Many Nigerians fleeing the war in Ukraine have rejected the Federal Government’s offer to fly them back home, choosing rather to die in Ukraine than return to Nigeria.

Speaking with TheNiche in an exclusive chat on phone, Thursday, one of those Nigerians, 32-year-old Nnamdi Okafor from Anambra State, asked: “What am I coming back to Nigeria to do? Has anything changed in our country?”

Okafor who described himself as an economic migrant to Ukraine said at worst, he would leave Ukraine for any other country, but definitely not Nigeria.

Recounting his suffering in Nigeria, Okafor who studied engineering in a Nigerian polytechnic said: “For now, I am still in Ukraine. I used to live in the capital city, Kyiv, but I have moved to one of the border towns which is relatively safe presently.

“But if the war reaches there, I will escape to another country by the grace of God. But if death becomes my destiny, so be it.
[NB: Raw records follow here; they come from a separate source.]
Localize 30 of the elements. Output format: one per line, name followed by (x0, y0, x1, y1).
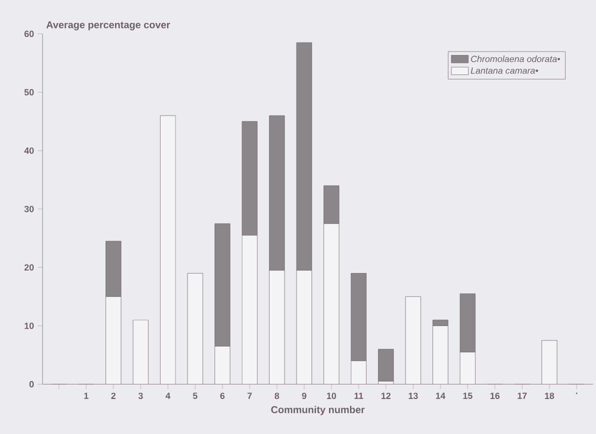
legend-label: Chromolaena odorata• (471, 56, 560, 62)
legend-label: Lantana camara• (470, 68, 538, 74)
x-tick-label: 4 (166, 392, 170, 399)
x-tick-label: . (576, 392, 578, 394)
x-tick-label: 7 (248, 392, 252, 399)
y-tick-label: 30 (24, 206, 34, 212)
y-axis-title: Average percentage cover (46, 21, 170, 30)
y-tick-label: 50 (24, 89, 34, 96)
y-tick-label: 20 (24, 264, 34, 271)
x-tick-label: 3 (138, 392, 143, 400)
x-tick-label: 18 (545, 392, 554, 400)
x-tick-label: 5 (192, 392, 198, 399)
x-tick-label: 2 (111, 392, 116, 399)
x-tick-label: 10 (327, 392, 336, 400)
x-tick-label: 11 (354, 392, 364, 399)
x-tick-label: 12 (382, 392, 391, 399)
x-tick-label: 9 (302, 392, 306, 400)
y-tick-label: 60 (24, 30, 34, 38)
x-tick-label: 16 (490, 392, 500, 400)
x-tick-label: 15 (463, 392, 472, 399)
x-tick-label: 13 (408, 392, 418, 400)
y-tick-label: 0 (29, 381, 34, 388)
y-tick-label: 40 (24, 147, 34, 154)
x-axis-title: Community number (271, 406, 365, 416)
x-tick-label: 6 (220, 392, 225, 400)
x-tick-label: 17 (518, 392, 527, 399)
x-tick-label: 14 (436, 392, 446, 399)
y-tick-label: 10 (24, 322, 34, 329)
x-tick-label: 1 (84, 392, 88, 399)
x-tick-label: 8 (274, 392, 280, 400)
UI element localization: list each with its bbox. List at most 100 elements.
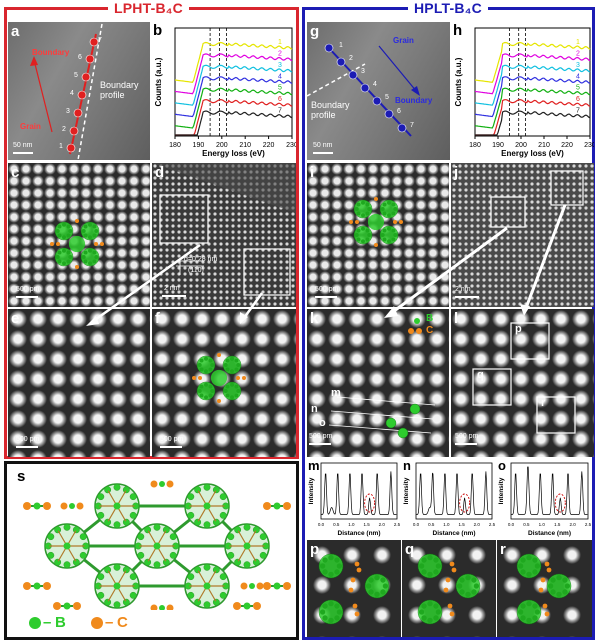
boron-atom: [122, 598, 130, 606]
boron-atom: [92, 250, 97, 255]
boron-atom: [212, 566, 220, 574]
boron-atom: [356, 202, 361, 207]
boron-atom: [234, 384, 239, 389]
boron-atom: [72, 558, 80, 566]
boron-atom: [433, 603, 439, 609]
x-tick-label: 230: [584, 142, 594, 149]
panel-k-scale-bar: [309, 443, 331, 445]
panel-i-scale-bar: [315, 296, 337, 298]
boron-atom: [368, 589, 374, 595]
boron-atom: [319, 609, 326, 615]
boron-atom: [520, 557, 526, 563]
panel-a-point-4: 4: [70, 90, 74, 97]
boron-atom: [328, 617, 334, 624]
series-line-1: [474, 41, 591, 83]
boron-atom: [199, 384, 204, 389]
carbon-atom: [236, 376, 240, 380]
boron-atom: [162, 526, 170, 534]
boron-atom: [361, 213, 365, 218]
x-tick-label: 0.5: [428, 522, 435, 527]
panel-c-scale-text: 500 pm: [16, 286, 40, 293]
boron-atom: [236, 363, 241, 367]
boron-atom: [356, 228, 361, 233]
boron-atom: [208, 358, 213, 363]
panel-n: n 0.0 0.5 1.0 1.5 2.0 2.5 Distance (nm) Intensi…: [402, 458, 496, 539]
x-axis-label: Distance (nm): [338, 530, 381, 537]
boron-atom: [122, 518, 130, 526]
boron-atom: [62, 222, 66, 227]
boron-atom: [55, 255, 60, 259]
carbon-atom: [544, 561, 550, 567]
x-tick-label: 0.0: [508, 522, 515, 527]
boron-atom: [137, 533, 145, 541]
x-tick-label: 2.5: [585, 522, 592, 527]
carbon-atom: [50, 242, 54, 246]
carbon-atom: [198, 376, 202, 380]
boron-atom: [526, 617, 532, 624]
boron-atom: [153, 523, 161, 531]
carbon-atom: [150, 604, 158, 610]
boron-atom: [230, 382, 234, 387]
boron-atom: [421, 615, 427, 621]
y-axis-label: Intensity: [308, 477, 315, 504]
x-tick-label: 0.0: [413, 522, 420, 527]
boron-atom: [526, 571, 532, 578]
panel-f-scale-text: 500 pm: [160, 436, 184, 443]
boron-atom: [234, 558, 242, 566]
plot-area: [510, 462, 589, 520]
boron-atom: [66, 259, 71, 264]
boron-atom: [354, 207, 359, 211]
y-axis-label: Counts (a.u.): [154, 57, 163, 106]
legend-c-dot: [91, 617, 103, 629]
boron-atom: [562, 577, 568, 583]
carbon-atom: [75, 265, 79, 269]
boron-atom: [225, 393, 230, 398]
carbon-atom: [352, 603, 358, 609]
boron-atom: [66, 224, 71, 229]
panel-g-scale-text: 50 nm: [313, 142, 333, 149]
boron-atom: [365, 237, 370, 242]
boron-atom: [33, 582, 41, 590]
legend-s: – B – C: [29, 614, 179, 632]
carbon-atom: [263, 502, 271, 510]
boron-atom: [328, 600, 334, 607]
boron-atom: [252, 558, 260, 566]
carbon-atom: [43, 502, 51, 510]
x-tick-label: 1.0: [348, 522, 355, 527]
boron-atom: [113, 502, 121, 510]
boron-atom: [212, 486, 220, 494]
boron-atom: [421, 569, 427, 575]
series-label-4: 4: [278, 73, 282, 80]
left-title: LPHT-B₄C: [108, 0, 189, 16]
boron-atom: [526, 554, 532, 561]
carbon-atom: [263, 582, 271, 590]
boron-atom: [69, 503, 75, 509]
boron-atom: [63, 523, 71, 531]
boron-atom: [465, 591, 471, 598]
boron-atom: [199, 393, 204, 398]
boron-atom: [336, 609, 343, 615]
boron-atom: [197, 389, 202, 393]
boron-atom: [236, 389, 241, 393]
boron-atom: [380, 207, 385, 211]
panel-d-overlay: [152, 163, 296, 296]
right-zoom-arrows: [0, 0, 600, 460]
boron-atom: [380, 233, 385, 237]
boron-atom: [393, 207, 398, 211]
series-line-2: [474, 53, 591, 95]
boron-atom: [225, 384, 230, 389]
boron-atom: [234, 526, 242, 534]
boron-atom: [520, 569, 526, 575]
boron-atom: [79, 551, 87, 559]
panel-k-b-legend: B: [426, 313, 434, 324]
carbon-atom: [355, 220, 359, 224]
boron-atom: [204, 369, 208, 374]
panel-k-line-m: m: [331, 387, 341, 399]
panel-r-overlay: [516, 553, 572, 625]
series-label-3: 3: [278, 62, 282, 69]
boron-atom: [328, 571, 334, 578]
carbon-atom: [43, 582, 51, 590]
carbon-atom: [240, 582, 248, 590]
panel-c-stem-image: c 500 pm: [8, 163, 150, 307]
carbon-atom: [217, 353, 221, 357]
I would rather die here as a refugee than return to Nigeria.”

Further explaining why he rejected Nigerian government’s offer of free evacuation back home, Nnamdi said life in Nigeria was pure hell not worth experiencing twice in one lifetime.

“My brother, the question you should have asked is why I left Nigeria in the first place,” he said. “I came to Ukraine two years ago. Before I did, I had stayed in Nigeria for five years after my Youth Service without a job. My country psychologically abused me. I was frustrated and miserable. I almost lost hope in life. I was depressed.

“But it took me only two months to secure a good job when I came to Ukraine in early 2020. If not for this senseless war, life was beginning to have a meaning for me once again.

“So, if I hop into the plane because I have seen a free flight, what happens after I come down in Abuja or Lagos or wherever? Has anything changed in Nigeria? Will I now get the job, lack of which forced me out?

“I am not coming back. This war will end one day. But if it doesn’t, we will decide what next to do. But coming back to Nigeria is out of it for now. And mind you, I am not the only one staying put. The students who were sent here by their rich parents to study may go home, but I doubt if any economic migrant like me will dare do that,” he concluded.

About 415 Nigerians fleeing the war in Ukraine arrived at the Nnamdi Azikiwe International Airport Abuja yesterday aboard a Max Air flight from Romania’s capital, Bucharest, one of the hubs from where African governments are picking up their stranded citizens.